GPT-3’s release, which boasts over 100X more parameters than the previous version, has been received with much fanfare, with MIT’s Technology Review calling it “shockingly good” and others calling it the biggest paradigm shift in technology since the creation of Bitcoin and cryptocurrency.

What exactly is GPT-3?

At its very basic level, GPT-3 is a language model that can predict the future characters in a sentence. For example, if you are writing the following sentence, “Despite training my puppy, he continues to pee,” the GPT-3 model would know to complete the sentence with “inside” or “inside the home.”

What’s shocking about GPT-3 is that due to its 175 billion-parameter library and its elegantly coded system, GPT-3 acts as a “master model,” which means it can create both a new model and its output within seconds.

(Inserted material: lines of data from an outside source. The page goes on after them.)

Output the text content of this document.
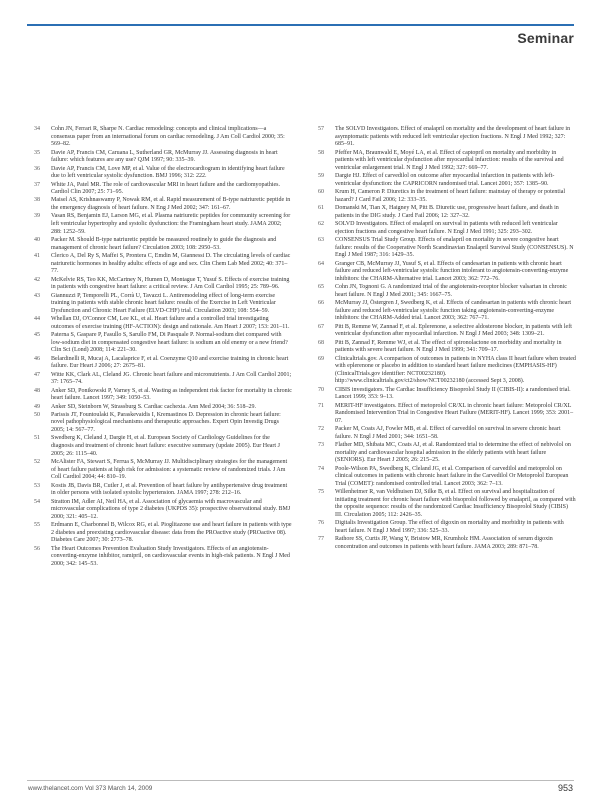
Seminar
34	Cohn JN, Ferrari R, Sharpe N. Cardiac remodeling: concepts and clinical implications—a consensus paper from an international forum on cardiac remodeling. J Am Coll Cardiol 2000; 35: 569–82.
35	Davie AP, Francis CM, Caruana L, Sutherland GR, McMurray JJ. Assessing diagnosis in heart failure: which features are any use? QJM 1997; 90: 335–39.
36	Davie AP, Francis CM, Love MP, et al. Value of the electrocardiogram in identifying heart failure due to left ventricular systolic dysfunction. BMJ 1996; 312: 222.
37	White JA, Patel MR. The role of cardiovascular MRI in heart failure and the cardiomyopathies. Cardiol Clin 2007; 25: 71–95.
38	Maisel AS, Krishnaswamy P, Nowak RM, et al. Rapid measurement of B-type natriuretic peptide in the emergency diagnosis of heart failure. N Eng J Med 2002; 347: 161–67.
39	Vasan RS, Benjamin EJ, Larson MG, et al. Plasma natriuretic peptides for community screening for left ventricular hypertrophy and systolic dysfunction: the Framingham heart study. JAMA 2002; 288: 1252–59.
40	Packer M. Should B-type natriuretic peptide be measured routinely to guide the diagnosis and management of chronic heart failure? Circulation 2003; 108: 2950–53.
41	Clerico A, Del Ry S, Maffei S, Prontera C, Emdin M, Giannessi D. The circulating levels of cardiac natriuretic hormones in healthy adults: effects of age and sex. Clin Chem Lab Med 2002; 40: 371–77.
42	McKelvie RS, Teo KK, McCartney N, Humen D, Montague T, Yusuf S. Effects of exercise training in patients with congestive heart failure: a critical review. J Am Coll Cardiol 1995; 25: 789–96.
43	Giannuzzi P, Temporelli PL, Corrà U, Tavazzi L. Antiremodeling effect of long-term exercise training in patients with stable chronic heart failure: results of the Exercise in Left Ventricular Dysfunction and Chronic Heart Failure (ELVD-CHF) trial. Circulation 2003; 108: 554–59.
44	Whellan DJ, O'Connor CM, Lee KL, et al. Heart failure and a controlled trial investigating outcomes of exercise training (HF-ACTION): design and rationale. Am Heart J 2007; 153: 201–11.
45	Paterna S, Gaspare P, Fasullo S, Sarullo FM, Di Pasquale P. Normal-sodium diet compared with low-sodium diet in compensated congestive heart failure: is sodium an old enemy or a new friend? Clin Sci (Lond) 2008; 114: 221–30.
46	Belardinelli R, Mucaj A, Lacalaprice F, et al. Coenzyme Q10 and exercise training in chronic heart failure. Eur Heart J 2006; 27: 2675–81.
47	Witte KK, Clark AL, Cleland JG. Chronic heart failure and micronutrients. J Am Coll Cardiol 2001; 37: 1765–74.
48	Anker SD, Ponikowski P, Varney S, et al. Wasting as independent risk factor for mortality in chronic heart failure. Lancet 1997; 349: 1050–53.
49	Anker SD, Steinborn W, Strassburg S. Cardiac cachexia. Ann Med 2004; 36: 518–29.
50	Parissis JT, Fountoulaki K, Paraskevaidis I, Kremastinos D. Depression in chronic heart failure: novel pathophysiological mechanisms and therapeutic approaches. Expert Opin Investig Drugs 2005; 14: 567–77.
51	Swedberg K, Cleland J, Dargie H, et al. European Society of Cardiology Guidelines for the diagnosis and treatment of chronic heart failure: executive summary (update 2005). Eur Heart J 2005; 26: 1115–40.
52	McAlister FA, Stewart S, Ferrua S, McMurray JJ. Multidisciplinary strategies for the management of heart failure patients at high risk for admission: a systematic review of randomized trials. J Am Coll Cardiol 2004; 44: 810–19.
53	Kostis JB, Davis BR, Cutler J, et al. Prevention of heart failure by antihypertensive drug treatment in older persons with isolated systolic hypertension. JAMA 1997; 278: 212–16.
54	Stratton IM, Adler AI, Neil HA, et al. Association of glycaemia with macrovascular and microvascular complications of type 2 diabetes (UKPDS 35): prospective observational study. BMJ 2000; 321: 405–12.
55	Erdmann E, Charbonnel B, Wilcox RG, et al. Pioglitazone use and heart failure in patients with type 2 diabetes and preexisting cardiovascular disease: data from the PROactive study (PROactive 08). Diabetes Care 2007; 30: 2773–78.
56	The Heart Outcomes Prevention Evaluation Study Investigators. Effects of an angiotensin-converting-enzyme inhibitor, ramipril, on cardiovascular events in high-risk patients. N Engl J Med 2000; 342: 145–53.
57	The SOLVD Investigators. Effect of enalapril on mortality and the development of heart failure in asymptomatic patients with reduced left ventricular ejection fractions. N Engl J Med 1992; 327: 685–91.
58	Pfeffer MA, Braunwald E, Moyé LA, et al. Effect of captopril on mortality and morbidity in patients with left ventricular dysfunction after myocardial infarction: results of the survival and ventricular enlargement trial. N Engl J Med 1992; 327: 669–77.
59	Dargie HJ. Effect of carvedilol on outcome after myocardial infarction in patients with left-ventricular dysfunction: the CAPRICORN randomised trial. Lancet 2001; 357: 1385–90.
60	Krum H, Cameron P. Diuretics in the treatment of heart failure: mainstay of therapy or potential hazard? J Card Fail 2006; 12: 333–35.
61	Domanski M, Tian X, Haigney M, Pitt B. Diuretic use, progressive heart failure, and death in patients in the DIG study. J Card Fail 2006; 12: 327–32.
62	SOLVD Investigators. Effect of enalapril on survival in patients with reduced left ventricular ejection fractions and congestive heart failure. N Engl J Med 1991; 325: 293–302.
63	CONSENSUS Trial Study Group. Effects of enalapril on mortality in severe congestive heart failure: results of the Cooperative North Scandinavian Enalapril Survival Study (CONSENSUS). N Engl J Med 1987; 316: 1429–35.
64	Granger CB, McMurray JJ, Yusuf S, et al. Effects of candesartan in patients with chronic heart failure and reduced left-ventricular systolic function intolerant to angiotensin-converting-enzyme inhibitors: the CHARM-Alternative trial. Lancet 2003; 362: 772–76.
65	Cohn JN, Tognoni G. A randomized trial of the angiotensin-receptor blocker valsartan in chronic heart failure. N Engl J Med 2001; 345: 1667–75.
66	McMurray JJ, Östergren J, Swedberg K, et al. Effects of candesartan in patients with chronic heart failure and reduced left-ventricular systolic function taking angiotensin-converting-enzyme inhibitors: the CHARM-Added trial. Lancet 2003; 362: 767–71.
67	Pitt B, Remme W, Zannad F, et al. Eplerenone, a selective aldosterone blocker, in patients with left ventricular dysfunction after myocardial infarction. N Engl J Med 2003; 348: 1309–21.
68	Pitt B, Zannad F, Remme WJ, et al. The effect of spironolactone on morbidity and mortality in patients with severe heart failure. N Engl J Med 1999; 341: 709–17.
69	Clinicaltrials.gov. A comparison of outcomes in patients in NYHA class II heart failure when treated with eplerenone or placebo in addition to standard heart failure medicines (EMPHASIS-HF) (ClinicalTrials.gov identifier: NCT00232180). http://www.clinicaltrials.gov/ct2/show/NCT00232180 (accessed Sept 3, 2008).
70	CIBIS investigators. The Cardiac Insufficiency Bisoprolol Study II (CIBIS-II): a randomised trial. Lancet 1999; 353: 9–13.
71	MERIT-HF investigators. Effect of metoprolol CR/XL in chronic heart failure: Metoprolol CR/XL Randomised Intervention Trial in Congestive Heart Failure (MERIT-HF). Lancet 1999; 353: 2001–07.
72	Packer M, Coats AJ, Fowler MB, et al. Effect of carvedilol on survival in severe chronic heart failure. N Engl J Med 2001; 344: 1651–58.
73	Flather MD, Shibata MC, Coats AJ, et al. Randomized trial to determine the effect of nebivolol on mortality and cardiovascular hospital admission in the elderly patients with heart failure (SENIORS). Eur Heart J 2005; 26: 215–25.
74	Poole-Wilson PA, Swedberg K, Cleland JG, et al. Comparison of carvedilol and metoprolol on clinical outcomes in patients with chronic heart failure in the Carvedilol Or Metoprolol European Trial (COMET): randomised controlled trial. Lancet 2003; 362: 7–13.
75	Willenheimer R, van Veldhuisen DJ, Silke B, et al. Effect on survival and hospitalization of initiating treatment for chronic heart failure with bisoprolol followed by enalapril, as compared with the opposite sequence: results of the randomized Cardiac Insufficiency Bisoprolol Study (CIBIS) III. Circulation 2005; 112: 2426–35.
76	Digitalis Investigation Group. The effect of digoxin on mortality and morbidity in patients with heart failure. N Engl J Med 1997; 336: 525–33.
77	Rathore SS, Curtis JP, Wang Y, Bristow MR, Krumholz HM. Association of serum digoxin concentration and outcomes in patients with heart failure. JAMA 2003; 289: 871–78.
www.thelancet.com Vol 373 March 14, 2009	953
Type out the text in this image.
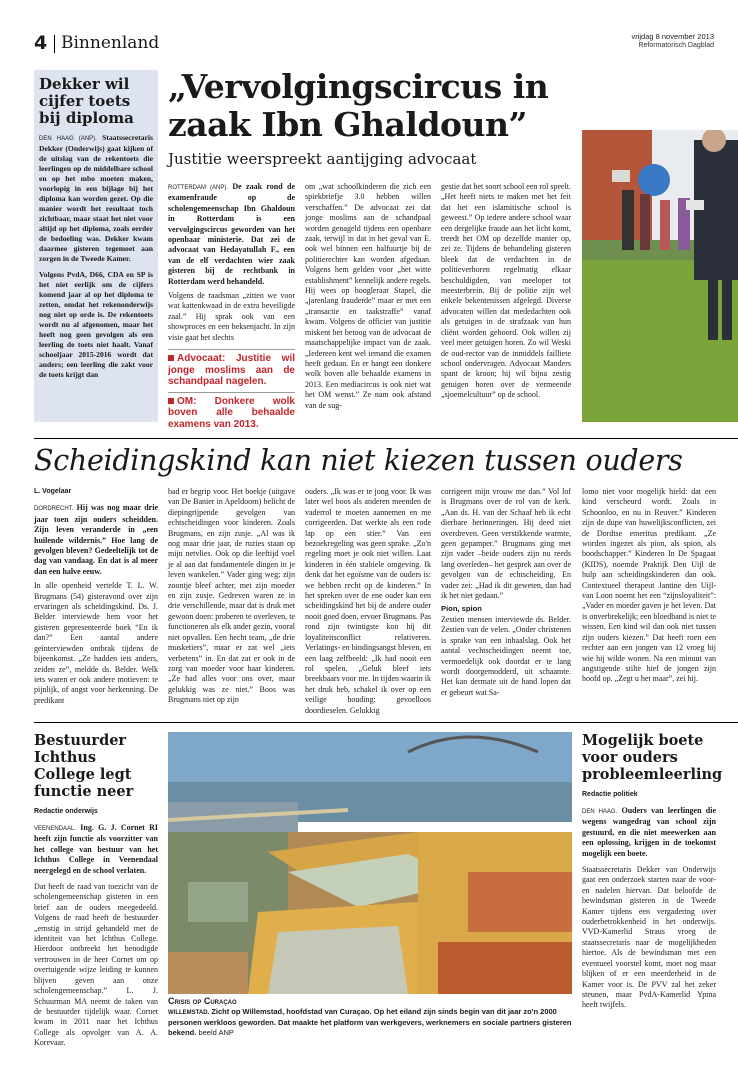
4 Binnenland	vrijdag 8 november 2013
Reformatorisch Dagblad
Dekker wil cijfer toets bij diploma
DEN HAAG (ANP). Staatssecretaris Dekker (Onderwijs) gaat kijken of de uitslag van de rekentoets die leerlingen op de middelbare school en op het mbo moeten maken, voorlopig in een bijlage bij het diploma kan worden gezet. Op die manier wordt het resultaat toch zichtbaar, maar staat het niet voor altijd op het diploma, zoals eerder de bedoeling was. Dekker kwam daarmee gisteren tegemoet aan zorgen in de Tweede Kamer.

Volgens PvdA, D66, CDA en SP is het niet eerlijk om de cijfers komend jaar al op het diploma te zetten, omdat het rekenonderwijs nog niet op orde is. De rekentoets wordt nu al afgenomen, maar het heeft nog geen gevolgen als een leerling de toets niet haalt. Vanaf schooljaar 2015-2016 wordt dat anders; een leerling die zakt voor de toets krijgt dan

„Vervolgingscircus in zaak Ibn Ghaldoun”
Justitie weerspreekt aantijging advocaat

ROTTERDAM (ANP). De zaak rond de examenfraude op de scholengemeenschap Ibn Ghaldoun in Rotterdam is een vervolgingscircus geworden van het openbaar ministerie. Dat zei de advocaat van Hedayatullah F., een van de elf verdachten wier zaak gisteren bij de rechtbank in Rotterdam werd behandeld.

Volgens de raadsman „zitten we voor wat kattenkwaad in de extra beveiligde zaal.” Hij sprak ook van een showproces en een heksenjacht. In zijn visie gaat het slechts

Advocaat: Justitie wil jonge moslims aan de schandpaal nagelen.
OM: Donkere wolk boven alle behaalde examens van 2013.
om „wat schoolkinderen die zich een spiekbriefje 3.0 hebben willen verschaffen.” De advocaat zei dat jonge moslims aan de schandpaal worden genageld tijdens een openbare zaak, terwijl in dat in het geval van E. ook wel binnen een halfuurtje bij de politierechter kan worden afgedaan. Volgens hem gelden voor „het witte establishment” kennelijk andere regels. Hij wees op hoogleraar Stapel, die „jarenlang frauderde” maar er met een „transactie en taakstraffe” vanaf kwam. Volgens de officier van justitie miskent het betoog van de advocaat de maatschappelijke impact van de zaak. „Iedereen kent wel iemand die examen heeft gedaan. En er hangt een donkere wolk boven alle behaalde examens in 2013. Een mediacircus is ook niet wat het OM wenst.” Ze nam ook afstand van de sug-
gestie dat het soort school een rol speelt. „Het heeft niets te maken met het feit dat het een islamitische school is geweest.” Op iedere andere school waar een dergelijke fraude aan het licht komt, treedt het OM op dezelfde manier op, zei ze. Tijdens de behandeling gisteren bleek dat de verdachten in de politieverhoren regelmatig elkaar beschuldigden, van meeloper tot meesterbrein. Bij de politie zijn wel enkele bekentenissen afgelegd. Diverse advocaten willen dat mededachten ook als getuigen in de strafzaak van hun cliënt worden gehoord. Ook willen zij veel meer getuigen horen. Zo wil Weski de oud-rector van de inmiddels failliete school ondervragen. Advocaat Manders spant de kroon; hij wil bijna zestig getuigen horen over de vermeende „sjoemelcultuur” op de school.
Scheidingskind kan niet kiezen tussen ouders

L. Vogelaar

DORDRECHT. Hij was nog maar drie jaar toen zijn ouders scheidden. Zijn leven veranderde in „een huilende wildernis.” Hoe lang de gevolgen bleven? Gedeeltelijk tot de dag van vandaag. En dat is al meer dan een halve eeuw.

In alle openheid vertelde T. L. W. Brugmans (54) gisteravond over zijn ervaringen als scheidingskind. Ds. J. Belder interviewde hem voor het gisteren gepresenteerde boek “En ik dan?” Een aantal andere geïnterviewden ontbrak tijdens de bijeenkomst. „Ze hadden iets anders, zeiden ze”, meldde ds. Belder. Welk iets waren er ook andere motieven: te pijnlijk, of angst voor herkenning. De predikant

bad er begrip voor. Het boekje (uitgave van De Banier in Apeldoorn) belicht de diepingrijpende gevolgen van echtscheidingen voor kinderen. Zoals Brugmans, en zijn zusje. „Al was ik nog maar drie jaar, de ruzies staan op mijn netvlies. Ook op die leeftijd voel je al aan dat fundamentele dingen in je leven wankelen.” Vader ging weg; zijn zoontje bleef achter, met zijn moeder en zijn zusje. Gedreven waren ze in drie verschillende, maar dat is druk met gewoon doen: proberen te overleven, te functioneren als elk ander gezin, vooral niet opvallen. Een hecht team, „de drie musketiers”, maar er zat wel „iets verbetens” in. En dat zat er ook in de zorg van moeder voor haar kinderen. „Ze had alles voor ons over, maar gelukkig was ze niet.” Boos was Brugmans niet op zijn
ouders. „Ik was er te jong voor. Ik was later wel boos als anderen meenden de vaderrol te moeten aannemen en me corrigeerden. Dat werkte als een rode lap op een stier.” Van een bezoekregeling was geen sprake. „Zo'n regeling moet je ook niet willen. Laat kinderen in één stabiele omgeving. Ik denk dat het egoïsme van de ouders is: we hebben recht op de kinderen.” In het spreken over de ene ouder kan een scheidingskind het bij de andere ouder nooit goed doen, ervoer Brugmans. Pas rond zijn twintigste kon hij dit loyaliteitsconflict relativeren. Verlatings- en bindingsangst bleven, en een laag zelfbeeld: „Ik had nooit een rol spelen. „Geluk bleef iets breekbaars voor me. In tijden waarin ik het druk heb, schakel ik over op een veilige houding: gevoelloos doordieselen. Gelukkig

corrigeert mijn vrouw me dan.” Vol lof is Brugmans over de rol van de kerk. „Aan ds. H. van der Schaaf heb ik echt dierbare herinneringen. Hij deed niet overdreven. Geen verstikkende warmte, geen gepamper.” Brugmans ging met zijn vader –beide ouders zijn nu reeds lang overleden– het gesprek aan over de gevolgen van de echtscheiding. En vader zei: „Had ik dit geweten, dan had ik het niet gedaan.”

Pion, spion

Zestien mensen interviewde ds. Belder. Zestien van de velen. „Onder christenen is sprake van een inhaalslag. Ook het aantal vechtscheidingen neemt toe, vermoedelijk ook doordat er te lang wordt doorgemodderd, uit schaamte. Het kan dermate uit de hand lopen dat er gebeurt wat Sa-

lomo niet voor mogelijk hield: dat een kind verscheurd wordt. Zoals in Schoonloo, en nu in Reuver.” Kinderen zijn de dupe van huwelijksconflicten, zei de Dordtse emeritus predikant. „Ze worden ingezet als pion, als spion, als boodschapper.” Kinderen In De Spagaat (KIDS), noemde Praktijk Den Uijl de hulp aan scheidingskinderen dan ook. Contextueel therapeut Jantine den Uijl-van Loon noemt het een “zijnsloyaliteit”: „Vader en moeder gaven je het leven. Dat is onverbrekelijk; een bloedband is niet te wissen. Een kind wil dan ook niet tussen zijn ouders kiezen.” Dat heeft roen een rechter aan een jongen van 12 vroeg bij wie hij wilde wonen. Na een minuut van angstigende stilte hief de jongen zijn hoofd op. „Zegt u het maar”, zei hij.
Bestuurder Ichthus College legt functie neer
Redactie onderwijs

VEENENDAAL. Ing. G. J. Cornet RI heeft zijn functie als voorzitter van het college van bestuur van het Ichthus College in Veenendaal neergelegd en de school verlaten.

Dat heeft de raad van toezicht van de scholengemeenschap gisteren in een brief aan de ouders meegedeeld. Volgens de raad heeft de bestuurder „ernstig in strijd gehandeld met de identiteit van het Ichthus College. Hierdoor ontbreekt het benodigde vertrouwen in de heer Cornet om op overtuigende wijze leiding te kunnen blijven geven aan onze scholengemeenschap.” L. J. Schuurman MA neemt de taken van de bestuurder tijdelijk waar. Cornet kwam in 2011 naar het Ichthus College als opvolger van A. A. Korevaar.

Crisis op Curaçao
WILLEMSTAD. Zicht op Willemstad, hoofdstad van Curaçao. Op het eiland zijn sinds begin van dit jaar zo'n 2000 personen werkloos geworden. Dat maakte het platform van werkgevers, werknemers en sociale partners gisteren bekend. beeld ANP
Mogelijk boete voor ouders probleemleerling
Redactie politiek

DEN HAAG. Ouders van leerlingen die wegens wangedrag van school zijn gestuurd, en die niet meewerken aan een oplossing, krijgen in de toekomst mogelijk een boete.

Staatssecretaris Dekker van Onderwijs gaat een onderzoek starten naar de voor- en nadelen hiervan. Dat beloofde de bewindsman gisteren in de Tweede Kamer tijdens een vergadering over ouderbetrokkenheid in het onderwijs. VVD-Kamerlid Straus vroeg de staatssecretaris naar de mogelijkheden hiertoe. Als de bewindsman met een eventueel voorstel komt, moet nog maar blijken of er een meerderheid in de Kamer voor is. De PVV zal het zeker steunen, maar PvdA-Kamerlid Ypma heeft twijfels.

Do you need GPT-3 to translate something from Kurdish to English? Great. Do you want GPT-3 to write an original essay or short story in the tone of a certain author? Easy. Need to generate a completely new painting in the style of a favorite artist? No problem.

In fact, GPT-3 has so much data and is so powerful that it can even mimic human intelligence and independent thought, although it doesn’t truly “know” what is it is saying. Click here for an example.

What are the implications for startups?

The short-term implications for startups are significant. Historically, even great startups have been unable to compete in data-intensive industries (e.g., autonomous driving), not because they lacked great models but because they lacked great data sets.

GPT-3 changes that overnight by providing one of the most comprehensive data sets in existence, allowing the best model to win in a range of verticals, including software, hardware, IoT (internet of things), and virtually every other industry out there.

As GPT-3 comes out of Beta this year, expect to see every application you use become smarter. Do you think that Siri is not quite as sharp as Alexa? No problem, GPT-3 will solve that. Are you frustrated by the customer service provided by a chatbot? Soon, chatbots will be as good at their jobs or better than their human counterparts.

And while the short-term implications for startups are significant, the long-term implications are even greater. Some people, such as yours truly, believe that GPT-3 (and future releases) will replace many software engineers and coders over the next decade, as it can already complete mundane tasks that previously took hours for software engineers to handle (check out an example here).

Eliminating these lower-level positions will leave only elite coders and engineers who will interact with and utilize the GPT model.

What does this mean for you and I?

With one release, GPT-3 has taken society 3-5 years into the future virtually overnight. This is great news for all of us, and here’s why: startups will be the biggest beneficiaries of the new tech, giving them a leg up over larger corporations (who will come out as net losers).

Technology stack:

All the technology services used to build and run an application.

The implications of GPT-3 are so wide and so far-ranging that there is no one vertical that will benefit the most. My belief is that the entire startup ecosystem, including angel investors, will greatly benefit and will enjoy better returns, starting with existing companies that implement GPT-3 into their current technology stacks.

Though GPT-3 is sure to revolutionize countless industries, it is important to continue to be disciplined as an investor by never investing too much capital into any one opportunity and by continuing to diversify across a portfolio of investments.

The implications of GPT-3 as it relates to startups and angel investing cannot be overstated. The biggest returns are made in venture capital when you are “non-consensus right” – meaning that you are correct on a startup or vertical while the rest of the world disagrees with your bet.

We are in the dawn of a new era of startups and angel investing, and the future has never looked so bright. How will you take advantage of the opportunity?